The elevated TPX2 levels can lead to the abnormal assembly of microtubules in cells. Sabine Petry, an assistant professor of molecular biology, explains that to be able to better understand branching microtubule nucleation, the researchers had to do the process outside of the cell using putrified proteins. The researchers found out that like the augmin complex, TPX2 can bind microtubules and recruit gamma-tubulin ring complex to initiate the process of branching microtubule nucleation. They were also surprised to discover that TPX2 is also responsible for recruiting augmin to microtubules.
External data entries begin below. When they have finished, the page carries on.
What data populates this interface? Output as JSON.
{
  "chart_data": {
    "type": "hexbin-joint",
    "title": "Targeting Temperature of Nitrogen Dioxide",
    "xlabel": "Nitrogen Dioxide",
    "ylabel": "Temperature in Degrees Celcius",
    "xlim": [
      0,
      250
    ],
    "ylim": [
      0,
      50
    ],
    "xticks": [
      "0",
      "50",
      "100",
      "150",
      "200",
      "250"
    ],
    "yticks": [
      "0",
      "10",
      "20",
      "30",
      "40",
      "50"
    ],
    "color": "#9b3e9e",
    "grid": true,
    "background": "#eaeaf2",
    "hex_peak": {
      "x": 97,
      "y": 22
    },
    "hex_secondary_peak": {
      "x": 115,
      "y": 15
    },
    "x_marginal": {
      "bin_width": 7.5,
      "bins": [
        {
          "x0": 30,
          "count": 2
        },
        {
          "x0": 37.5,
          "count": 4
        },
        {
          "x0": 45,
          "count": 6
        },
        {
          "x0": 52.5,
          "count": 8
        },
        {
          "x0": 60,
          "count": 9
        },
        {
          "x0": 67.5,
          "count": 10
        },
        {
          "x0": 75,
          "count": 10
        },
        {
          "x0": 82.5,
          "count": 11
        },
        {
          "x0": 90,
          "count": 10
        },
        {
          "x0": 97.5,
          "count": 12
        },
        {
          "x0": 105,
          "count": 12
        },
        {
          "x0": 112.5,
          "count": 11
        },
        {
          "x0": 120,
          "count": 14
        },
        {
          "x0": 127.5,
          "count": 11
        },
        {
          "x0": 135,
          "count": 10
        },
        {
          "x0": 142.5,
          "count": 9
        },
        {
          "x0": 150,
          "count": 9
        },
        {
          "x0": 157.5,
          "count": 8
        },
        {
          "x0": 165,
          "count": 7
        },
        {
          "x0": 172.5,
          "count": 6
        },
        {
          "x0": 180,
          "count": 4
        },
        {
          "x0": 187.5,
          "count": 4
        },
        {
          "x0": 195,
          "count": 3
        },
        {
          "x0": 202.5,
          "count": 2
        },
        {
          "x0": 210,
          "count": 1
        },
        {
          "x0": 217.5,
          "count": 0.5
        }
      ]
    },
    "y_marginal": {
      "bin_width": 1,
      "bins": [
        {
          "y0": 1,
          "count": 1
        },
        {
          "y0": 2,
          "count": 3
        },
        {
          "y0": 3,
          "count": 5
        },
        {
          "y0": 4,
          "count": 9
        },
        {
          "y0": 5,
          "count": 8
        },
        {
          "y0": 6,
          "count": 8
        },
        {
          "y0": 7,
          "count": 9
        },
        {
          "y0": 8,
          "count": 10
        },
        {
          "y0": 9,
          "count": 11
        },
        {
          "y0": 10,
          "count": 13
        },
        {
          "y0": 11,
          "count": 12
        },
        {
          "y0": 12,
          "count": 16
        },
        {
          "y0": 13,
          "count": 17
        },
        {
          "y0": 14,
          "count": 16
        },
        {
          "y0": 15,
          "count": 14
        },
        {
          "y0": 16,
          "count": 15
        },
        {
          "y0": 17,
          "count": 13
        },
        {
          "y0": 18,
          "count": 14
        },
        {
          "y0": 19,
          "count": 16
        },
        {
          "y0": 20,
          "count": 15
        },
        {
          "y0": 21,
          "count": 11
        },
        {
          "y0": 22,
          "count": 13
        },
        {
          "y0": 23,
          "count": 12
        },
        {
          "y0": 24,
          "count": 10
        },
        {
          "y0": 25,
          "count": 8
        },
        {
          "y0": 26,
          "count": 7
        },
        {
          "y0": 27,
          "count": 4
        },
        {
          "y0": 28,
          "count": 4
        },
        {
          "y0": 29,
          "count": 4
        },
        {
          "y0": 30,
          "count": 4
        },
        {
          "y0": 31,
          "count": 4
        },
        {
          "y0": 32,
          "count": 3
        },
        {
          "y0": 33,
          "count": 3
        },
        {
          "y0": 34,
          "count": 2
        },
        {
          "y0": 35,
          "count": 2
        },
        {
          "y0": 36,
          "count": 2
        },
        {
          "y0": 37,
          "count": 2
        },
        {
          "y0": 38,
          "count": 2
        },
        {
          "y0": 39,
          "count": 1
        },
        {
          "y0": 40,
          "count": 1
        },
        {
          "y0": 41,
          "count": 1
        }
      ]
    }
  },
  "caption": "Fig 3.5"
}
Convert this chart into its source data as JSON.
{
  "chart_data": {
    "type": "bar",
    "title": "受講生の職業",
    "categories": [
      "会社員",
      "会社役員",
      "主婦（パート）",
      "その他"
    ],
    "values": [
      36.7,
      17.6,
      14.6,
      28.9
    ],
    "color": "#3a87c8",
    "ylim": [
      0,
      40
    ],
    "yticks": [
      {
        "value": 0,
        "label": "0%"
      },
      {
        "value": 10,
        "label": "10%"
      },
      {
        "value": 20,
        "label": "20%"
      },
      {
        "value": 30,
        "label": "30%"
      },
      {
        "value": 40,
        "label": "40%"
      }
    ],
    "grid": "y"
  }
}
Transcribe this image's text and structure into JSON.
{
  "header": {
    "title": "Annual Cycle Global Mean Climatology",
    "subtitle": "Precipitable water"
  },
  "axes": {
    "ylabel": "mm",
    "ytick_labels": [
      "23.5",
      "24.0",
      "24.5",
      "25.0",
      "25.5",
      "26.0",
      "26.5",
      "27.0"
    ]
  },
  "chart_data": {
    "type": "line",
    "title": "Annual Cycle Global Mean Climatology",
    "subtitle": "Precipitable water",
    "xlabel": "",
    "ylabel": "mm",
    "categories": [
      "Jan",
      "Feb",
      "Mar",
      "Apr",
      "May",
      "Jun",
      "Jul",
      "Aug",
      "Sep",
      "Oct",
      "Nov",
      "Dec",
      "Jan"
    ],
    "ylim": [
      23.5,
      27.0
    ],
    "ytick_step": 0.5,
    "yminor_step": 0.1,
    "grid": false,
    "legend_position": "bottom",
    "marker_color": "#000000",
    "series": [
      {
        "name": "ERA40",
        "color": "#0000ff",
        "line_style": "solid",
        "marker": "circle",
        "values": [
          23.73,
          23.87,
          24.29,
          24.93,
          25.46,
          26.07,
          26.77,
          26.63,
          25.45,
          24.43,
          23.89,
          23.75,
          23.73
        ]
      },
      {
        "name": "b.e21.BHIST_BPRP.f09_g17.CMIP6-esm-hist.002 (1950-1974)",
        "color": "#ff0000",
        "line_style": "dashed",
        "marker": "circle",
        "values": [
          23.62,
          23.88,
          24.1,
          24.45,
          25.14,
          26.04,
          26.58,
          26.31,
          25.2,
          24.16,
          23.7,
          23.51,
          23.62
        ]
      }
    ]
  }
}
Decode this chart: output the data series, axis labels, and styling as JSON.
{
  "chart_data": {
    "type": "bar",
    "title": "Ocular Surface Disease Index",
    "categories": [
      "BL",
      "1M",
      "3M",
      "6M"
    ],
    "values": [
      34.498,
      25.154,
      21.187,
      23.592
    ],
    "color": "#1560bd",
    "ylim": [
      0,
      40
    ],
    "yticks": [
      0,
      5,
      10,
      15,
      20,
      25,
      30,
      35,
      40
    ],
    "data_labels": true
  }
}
According to graduate student Raymundo Alfaro-Aco, the process of branching microtubule nucleation occurs most efficiently when the three molecular pieces are all present. "Surprisingly, TPX2 is at the heart of controlling this process even though it is a single protein." He said. In the published paper, Petry and her graduate student Matthew King further explains that TPX2 forms a liquid layer on the surface of existing microtubules to promote branching microtubule nucleation. These liquid layers will bead up into droplets containing tubulin. The team was also able to discover that TPX2 and tubulin can condense together to form droplets through a phase-separation mechanism (kind of similar to the mechanism that makes oil droplets form in water).
A new batch of microtubules can be formed from these droplets and can result in the formation of branched microtubule structures by condensing on the surface of the existing microtubules. King explains that the condensation of TPX2 and tubulin creates a reservoir of tubulin in a pre-existing microtubule. "It may be necessary to efficiently promote the process of branching microtubule nucleation." He said.